PK-232 Checkout & Alignment

I acquired an old AEA PK-232MBX controller for amateur radio digital communication. I already have a more modern Raspberry Pi running Direwolf, but the prospect of creating a 1980s/1990s vintage station with an Apple II is irrationally appealing. The opportunity to combine two hobbies, amateur radio and retro computing, is interesting.

I purchased my PK-232 untested from eBay. While it appears in good physical condition, I started with the loopback test from section 2.5 of the manual. After passing that, I moved on to the alignment procedure in Chapter 6 of the service manual. Although written for a slightly older PK-232 revision, the alignment procedure remains applicable. The alignment procedure is mostly straightforward, but I found two points confusing.

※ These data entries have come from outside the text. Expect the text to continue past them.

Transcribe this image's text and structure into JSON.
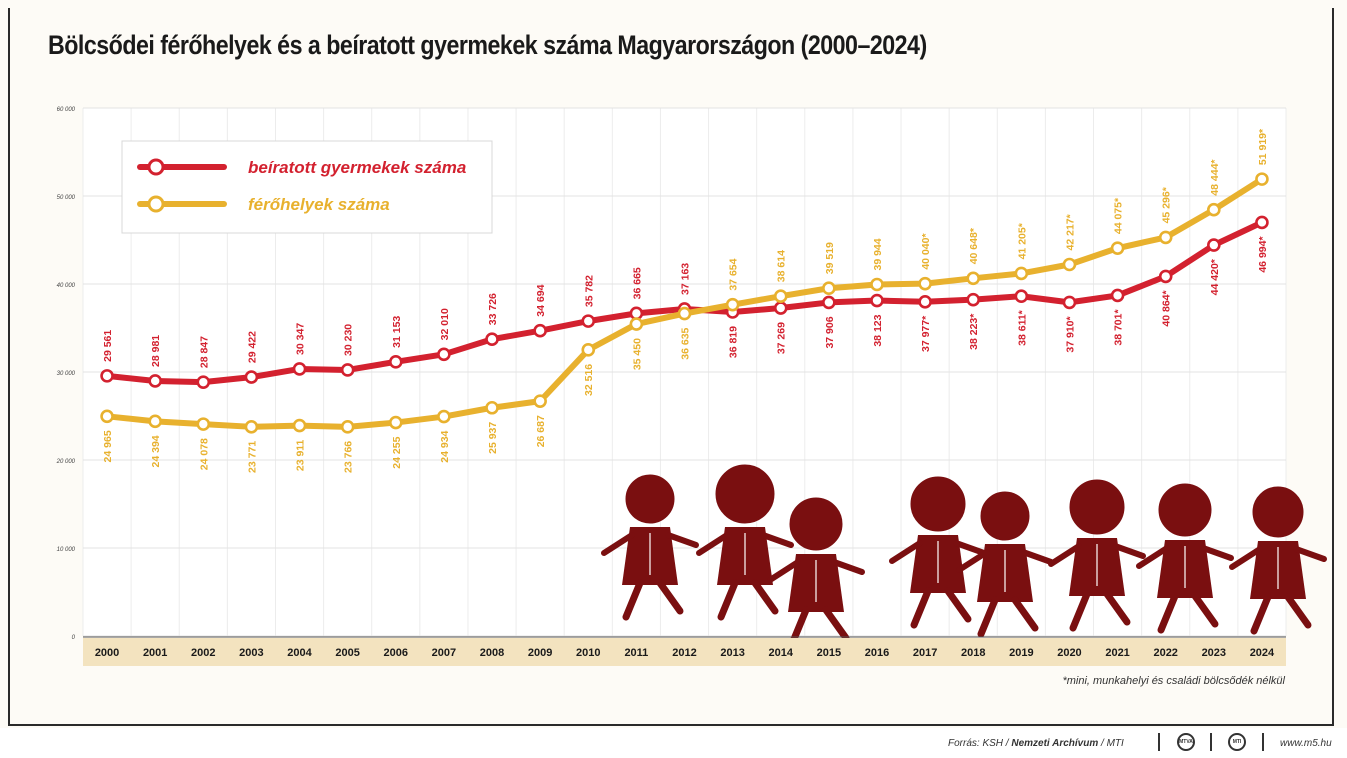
{
  "title": "Bölcsődei férőhelyek és a beíratott gyermekek száma Magyarországon (2000–2024)",
  "footnote": "*mini, munkahelyi és családi bölcsődék nélkül",
  "source": {
    "prefix": "Forrás: KSH / ",
    "archive": "Nemzeti Archívum",
    "mti": " / MTI",
    "logo1": "MTVA",
    "logo2": "MTI",
    "website": "www.m5.hu"
  },
  "colors": {
    "enrolled": "#d3212f",
    "places": "#e8b12e",
    "figures": "#7a0f10"
  },
  "chart_data": {
    "type": "line",
    "x": [
      "2000",
      "2001",
      "2002",
      "2003",
      "2004",
      "2005",
      "2006",
      "2007",
      "2008",
      "2009",
      "2010",
      "2011",
      "2012",
      "2013",
      "2014",
      "2015",
      "2016",
      "2017",
      "2018",
      "2019",
      "2020",
      "2021",
      "2022",
      "2023",
      "2024"
    ],
    "ylim": [
      0,
      60000
    ],
    "yticks": [
      "0",
      "10 000",
      "20 000",
      "30 000",
      "40 000",
      "50 000",
      "60 000"
    ],
    "grid": true,
    "legend_position": "top-left",
    "series": [
      {
        "name": "beíratott gyermekek száma",
        "color": "#d3212f",
        "values": [
          29561,
          28981,
          28847,
          29422,
          30347,
          30230,
          31153,
          32010,
          33726,
          34694,
          35782,
          36665,
          37163,
          36819,
          37269,
          37906,
          38123,
          37977,
          38223,
          38611,
          37910,
          38701,
          40864,
          44420,
          46994
        ],
        "labels": [
          "29 561",
          "28 981",
          "28 847",
          "29 422",
          "30 347",
          "30 230",
          "31 153",
          "32 010",
          "33 726",
          "34 694",
          "35 782",
          "36 665",
          "37 163",
          "36 819",
          "37 269",
          "37 906",
          "38 123",
          "37 977*",
          "38 223*",
          "38 611*",
          "37 910*",
          "38 701*",
          "40 864*",
          "44 420*",
          "46 994*"
        ]
      },
      {
        "name": "férőhelyek száma",
        "color": "#e8b12e",
        "values": [
          24965,
          24394,
          24078,
          23771,
          23911,
          23766,
          24255,
          24934,
          25937,
          26687,
          32516,
          35450,
          36635,
          37654,
          38614,
          39519,
          39944,
          40040,
          40648,
          41205,
          42217,
          44075,
          45296,
          48444,
          51919
        ],
        "labels": [
          "24 965",
          "24 394",
          "24 078",
          "23 771",
          "23 911",
          "23 766",
          "24 255",
          "24 934",
          "25 937",
          "26 687",
          "32 516",
          "35 450",
          "36 635",
          "37 654",
          "38 614",
          "39 519",
          "39 944",
          "40 040*",
          "40 648*",
          "41 205*",
          "42 217*",
          "44 075*",
          "45 296*",
          "48 444*",
          "51 919*"
        ]
      }
    ]
  }
}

First, the procedure references the R160/C59 junction test point. The silk screen label for R160 is underneath the resistor and impossible to read. The scanned service manual does contain the board layout identifying components, but that diagram is out-of-order in the scan. The diagram is actually stuck in “Appendix D – Waveforms”. Of course, I found that after locating the test point through trial and error.

PK-232MBX PCB
PK-232MBX circuit board, showing oscilloscope probe connected to R160/C59 junction

Second, the “AFSK null adjustment” (Step 12 in Section 6.2.1) didn’t make sense. No matter the adjustment, I observed no change in the signal. The procedure made a bit more sense after reading the Heathkit HK-232 user manual. The HK-232 is essentially a kit version of the PK-232, so design and operation is identical. To complete this adjustment, exit “CAL” mode with the “Q” command. With the oscilloscope connected to the R160/C59 junction, adjust the oscilloscope vertical scale to show the noise. Then adjust R157 to minimize the amplitude of the noise. The range of adjustment is very small and changes in the noise amplitude are barely noticeable. R157 sets the “tone generator off” output level.

Receiving packets!

In the end, the PK-232 works, and I’m able to transmit and receive packets. Unfortunately, there isn’t much packet activity nearby, and I’m unsure what’s next for the unit. I’m not done with packet yet, and I look forward to trying a better VHF/UHF antenna and HF operation.